Un galpón con piso de tierra fue el lugar elegido por un inmigrante italiano, Batista Fazio, para abrir un café: El Rivadavia, en la esquina de la avenida homónima y la calle Rincón. Corría 1890 y el barrio de Balvanera era un hervidero de malevos, jornaleros y payadores.
Esas noches de fin de milenio, a unas cuadras, la "taquería". "Cuenta la leyenda que un viejo comisario, luego de cada robo en la zona, anunciaba que iba a ver a sus angelitos. La ironía fue celebrada por otro inmigrante, esta vez español, Ángel Salgueiro, que luego de comprarlo en 1919, lo bautizó un año después con su nombre actual: Café de los Angelitos", relata Beba Morales, presidenta de su Asociación de Amigos.
Ya para ese momento era un lugar elegido por Carlos Gardel, que solía pedir los jueves la especialidad de la casa, el puchero criollo, y había firmado ahí mismo su primer contrato con el director artístico del sello Odeón, en 1917.
Otro de sus insignes habitúes, Cátulo Castillo, compuso un tango en su honor a fines de la década del 30, poniéndolo en el mapa: “¡Rivadavia y Rincón!... Vieja esquina de la antigua amistad que regresa, coqueteando su gris en la mesa que está meditando en sus noches de ayer.” Su cercanía al Congreso lo volvió atractivo para los diputados socialistas Juan B. Justo y Alfredo Palacios y luego a la bohemia cultural, de la mano de Florencio Parravicini.
En 1992 cerró por el estado en que se encontraba. Fue demolido y reconstruido, bajo un ambicioso proyecto arquitectónico que tomó quince años, devolviéndole su antiguo esplendor. "El Café de los Angelitos fue declarado bar notable en 200chile lo que se buscó mostrar su historia, la que se puede leer en sus paredes amarillo pastel y ver en las fotografías y testimonios de las glorias nacionales del tango, el cine y el deporte" sostienen desde la Asociación, como una manera de rescatar los años de olvido en una ciudad donde el mantenimiento del patrimonio histórico parece no ser un tema crítico para ninguna gestión.
Sobre estas mismas baldosas españolas, sillas y mesas de madera color caoba, decoradas con cuero verde unas y con mármoles jaspeados las otras, sirvieron de oficina a Gardel.

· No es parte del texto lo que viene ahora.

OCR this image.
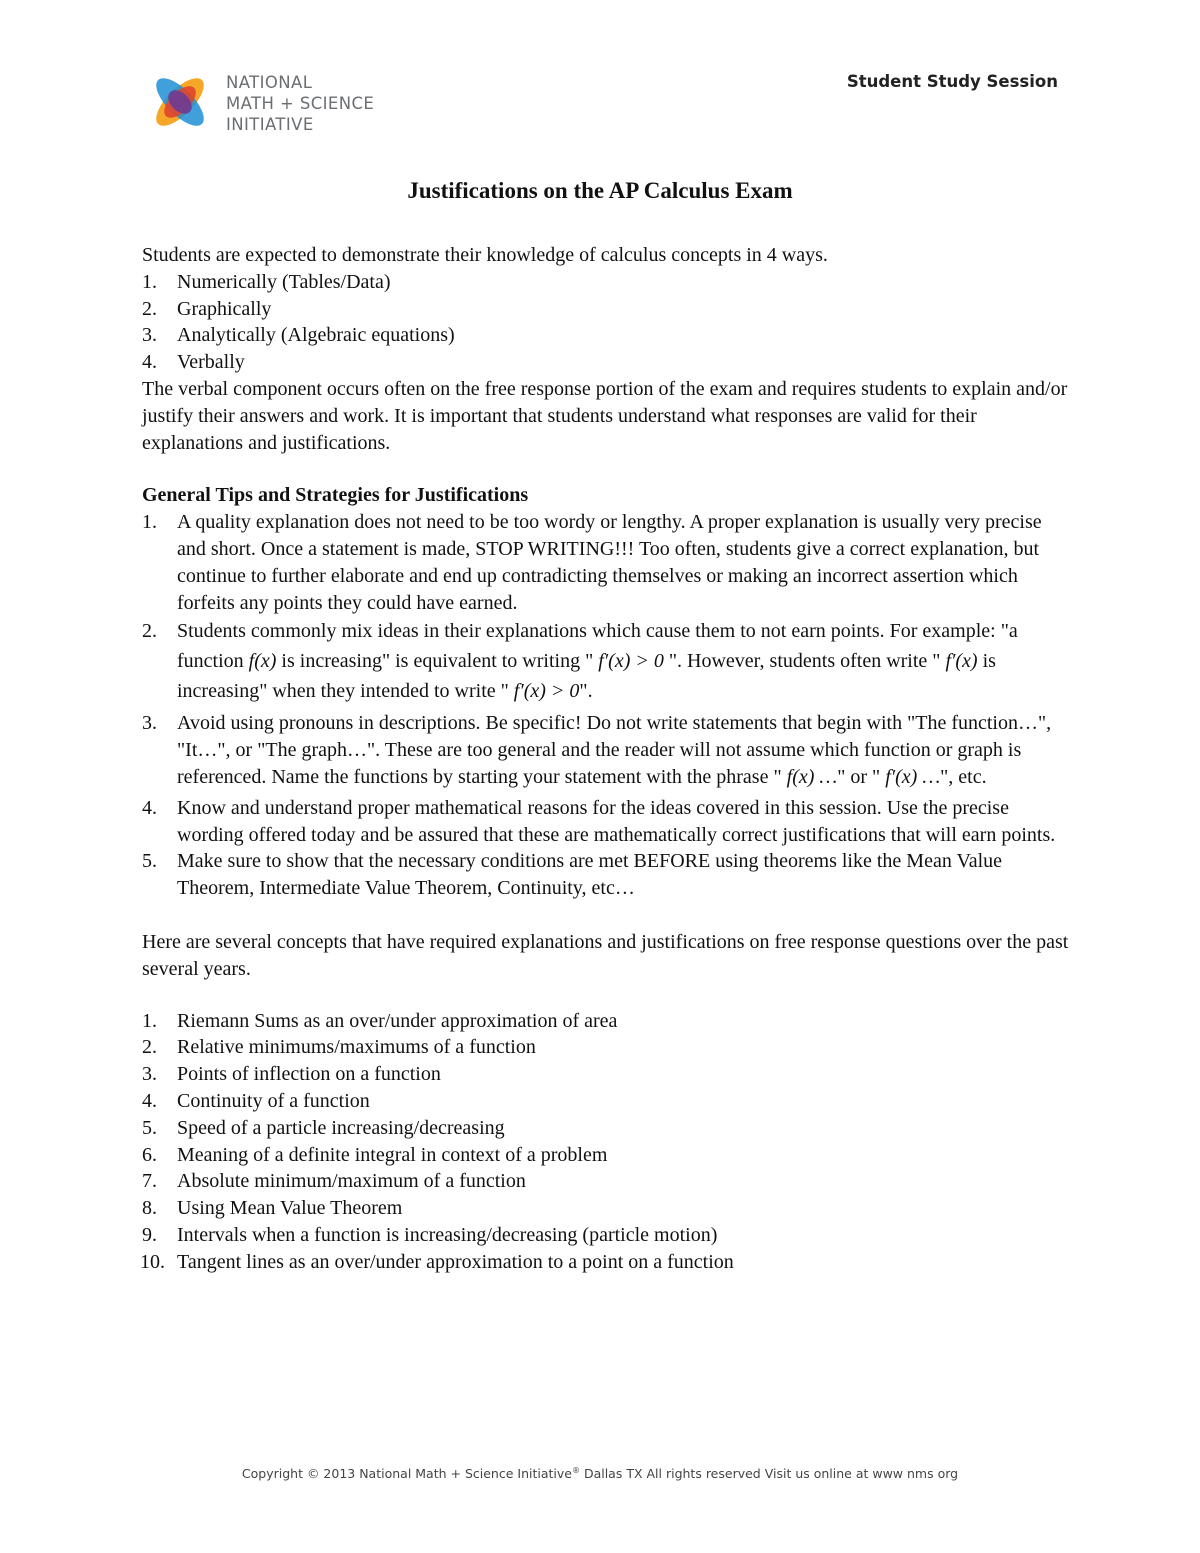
NATIONAL
MATH + SCIENCE
INITIATIVE
Student Study Session
Justifications on the AP Calculus Exam

Students are expected to demonstrate their knowledge of calculus concepts in 4 ways.

1. Numerically (Tables/Data)
2. Graphically
3. Analytically (Algebraic equations)
4. Verbally

The verbal component occurs often on the free response portion of the exam and requires students to explain and/or justify their answers and work. It is important that students understand what responses are valid for their explanations and justifications.

General Tips and Strategies for Justifications
1. A quality explanation does not need to be too wordy or lengthy. A proper explanation is usually very precise and short. Once a statement is made, STOP WRITING!!! Too often, students give a correct explanation, but continue to further elaborate and end up contradicting themselves or making an incorrect assertion which forfeits any points they could have earned.
2. Students commonly mix ideas in their explanations which cause them to not earn points. For example: "a function f(x) is increasing" is equivalent to writing " f′(x) > 0 ". However, students often write " f′(x) is increasing" when they intended to write " f′(x) > 0".
3. Avoid using pronouns in descriptions. Be specific! Do not write statements that begin with "The function…", "It…", or "The graph…". These are too general and the reader will not assume which function or graph is referenced. Name the functions by starting your statement with the phrase " f(x) …" or " f′(x) …", etc.
4. Know and understand proper mathematical reasons for the ideas covered in this session. Use the precise wording offered today and be assured that these are mathematically correct justifications that will earn points.
5. Make sure to show that the necessary conditions are met BEFORE using theorems like the Mean Value Theorem, Intermediate Value Theorem, Continuity, etc…

Here are several concepts that have required explanations and justifications on free response questions over the past several years.

1. Riemann Sums as an over/under approximation of area
2. Relative minimums/maximums of a function
3. Points of inflection on a function
4. Continuity of a function
5. Speed of a particle increasing/decreasing
6. Meaning of a definite integral in context of a problem
7. Absolute minimum/maximum of a function
8. Using Mean Value Theorem
9. Intervals when a function is increasing/decreasing (particle motion)
10. Tangent lines as an over/under approximation to a point on a function
Copyright © 2013 National Math + Science Initiative® Dallas TX All rights reserved Visit us online at www nms org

Arriba, una araña de cristales descansa sobre la estructura circular del cielorraso, coronando la escena.
La puerta de ingreso vidriada con apliques dorados y los inmensos ventanales pintados con figuras de querubines permiten apreciar desde el centro del salón el incesante tráfico y los miles de peatones que circulan por la mítica esquina.
Una notebook y un velador de principios del siglo pasado conviven hoy en la barra del café, sobre la que los malevos lloraron sus penas de amor. Dos palcos con sillas, micrófonos y un vitreaux que reproduce una escena de tango, presumen de tiempos en los que los cantores lo hacían en vivo, con la única compañía de su guitarrista, o en las que el público se deleitaba con la orquesta de señoritas: el acordeón de Juanita Cacace o la voz de Tita Merello.
Al costado de la barra, el ingreso a la cocina, con sus puertas vaivén y, en la cadencia de su abrir y cerrar, un regimiento de cocineros y mozos, devuelven al comensal la esperanza de volver a sentir el olor de la comida preparada por las abuelas.
El salón contiguo, envuelto en un cortinado de pana color borravino, separa los ambientes: el café del comedor, con su piso de madera lustrosa, para los tiempos aquellos donde se bailaba milonga, bajo el techo de madera y destellos de vidrio.
Ya no es el mismo de antes, el tiempo fue inclemente con el viejo galpón, pero si se afina el oído, que el ruido de las máquinas de café, y su aroma, ensordece, aún se puede escuchar: “Y en el dulce rincón que era mío, su cansancio la vida bosteza, porque nadie me llama a la mesa de ayer. Porque todo es ausencia y adiós”.